5. Из письма К.Г.Паустовскому (6 января 1958 года)

Как стоит особняком Ваша деятельность… с многообъемлющим нашим окружением, задуманным в виде богадельни, с неисчислимым миром душ, жаждущих опеки, с царством слабых и давно выдохшихся дарований, средних людей с бедною судьбой и боящихся страданий.

6. Из письма Вяч. Вс. Иванову (1 июля 1958 года).

Искусство не доблесть, но позор и грех, почти простительные в своей прекрасной безобидности, и оно может быть восстановлено в своем достоинстве и оправдано только громадностью того, что бывает иногда куплено этим позором.

Не надо думать, что искусство само по себе источник великого. Само по себе оно одним лишь будущим оправдываемое притязание…

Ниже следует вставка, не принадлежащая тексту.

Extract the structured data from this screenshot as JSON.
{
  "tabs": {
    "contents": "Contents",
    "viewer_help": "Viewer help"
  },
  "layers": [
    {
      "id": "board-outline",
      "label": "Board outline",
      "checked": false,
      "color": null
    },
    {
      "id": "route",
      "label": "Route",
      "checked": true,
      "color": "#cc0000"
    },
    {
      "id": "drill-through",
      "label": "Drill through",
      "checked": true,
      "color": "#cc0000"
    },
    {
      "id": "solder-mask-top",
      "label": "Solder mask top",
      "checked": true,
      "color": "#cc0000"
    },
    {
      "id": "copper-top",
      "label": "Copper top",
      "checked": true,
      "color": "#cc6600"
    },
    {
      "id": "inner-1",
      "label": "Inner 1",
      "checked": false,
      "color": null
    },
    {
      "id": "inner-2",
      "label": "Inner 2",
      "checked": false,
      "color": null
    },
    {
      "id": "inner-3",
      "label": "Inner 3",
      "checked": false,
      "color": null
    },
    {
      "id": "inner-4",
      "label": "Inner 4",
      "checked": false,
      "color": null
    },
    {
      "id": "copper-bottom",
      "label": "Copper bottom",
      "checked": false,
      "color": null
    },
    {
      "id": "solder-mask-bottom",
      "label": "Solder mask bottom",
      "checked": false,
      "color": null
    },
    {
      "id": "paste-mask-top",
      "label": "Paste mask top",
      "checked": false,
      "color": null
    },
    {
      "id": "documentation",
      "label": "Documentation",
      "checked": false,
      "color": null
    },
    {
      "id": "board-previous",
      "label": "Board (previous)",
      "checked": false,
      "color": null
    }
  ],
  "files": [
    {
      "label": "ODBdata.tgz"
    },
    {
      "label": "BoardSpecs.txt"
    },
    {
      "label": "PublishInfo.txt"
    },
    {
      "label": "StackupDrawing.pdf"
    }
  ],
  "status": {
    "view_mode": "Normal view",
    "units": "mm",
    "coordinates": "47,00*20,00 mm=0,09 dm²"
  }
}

Я давно и долго, еще во время войны, томился благополучно продолжающимися положениями стихотворчества, литературной деятельности и имени, как непрерывным накапливанием промахов и оплошностей, которым хотелось положить разительный и ощущаемый, целиком перекрывающий конец…, чего-то сразу сокрушающего привычные для тебя мерила, как, например, самоубийства в жизни других или политические судебные приговоры, — тут необязательно было, чтобы это была трагедия или катастрофа, но было обязательно, чтобы это круто и крупно отменяло все нажитые навыки и начинало собою новое, леденяще и бесповоротно, чтобы это было вторжение воли в судьбу…

Глава 2. Анна Ахматова

Стук сердца нашего обыкновенный,

Жизнь сердца без начала, без конца…

Единственное чудо во вселенной,

Единственно достойное Творца.

Как хорошо, что в мире мы как дома,

Не у себя, а у него в гостях;

Что жизнь неуловима, невесома,

Таинственна, как музыка впотьмах.

Николай Оцуп

К Ахматовой

1926

Анна Андреевна Ахматова (Горенко) родилась 11(23) июня 1889 года под Одессой (Большой Фонтан) — в дворянской семье отставного капитана второго ранга, флотского инженер-механика, эпизодически занимавшегося и журналистикой. Крещена (по метрике) — лишь 17 декабря (при том, что обычно этот обряд проводился в месяц рождения ребенка). Это уже само по себе косвенно свидетельствует о некоторой «безбытности» семьи, в которой отец как бы «отчужден» от детей (коих, между прочим, пятеро — два мальчика и три девочки, среди них Анна — младшая).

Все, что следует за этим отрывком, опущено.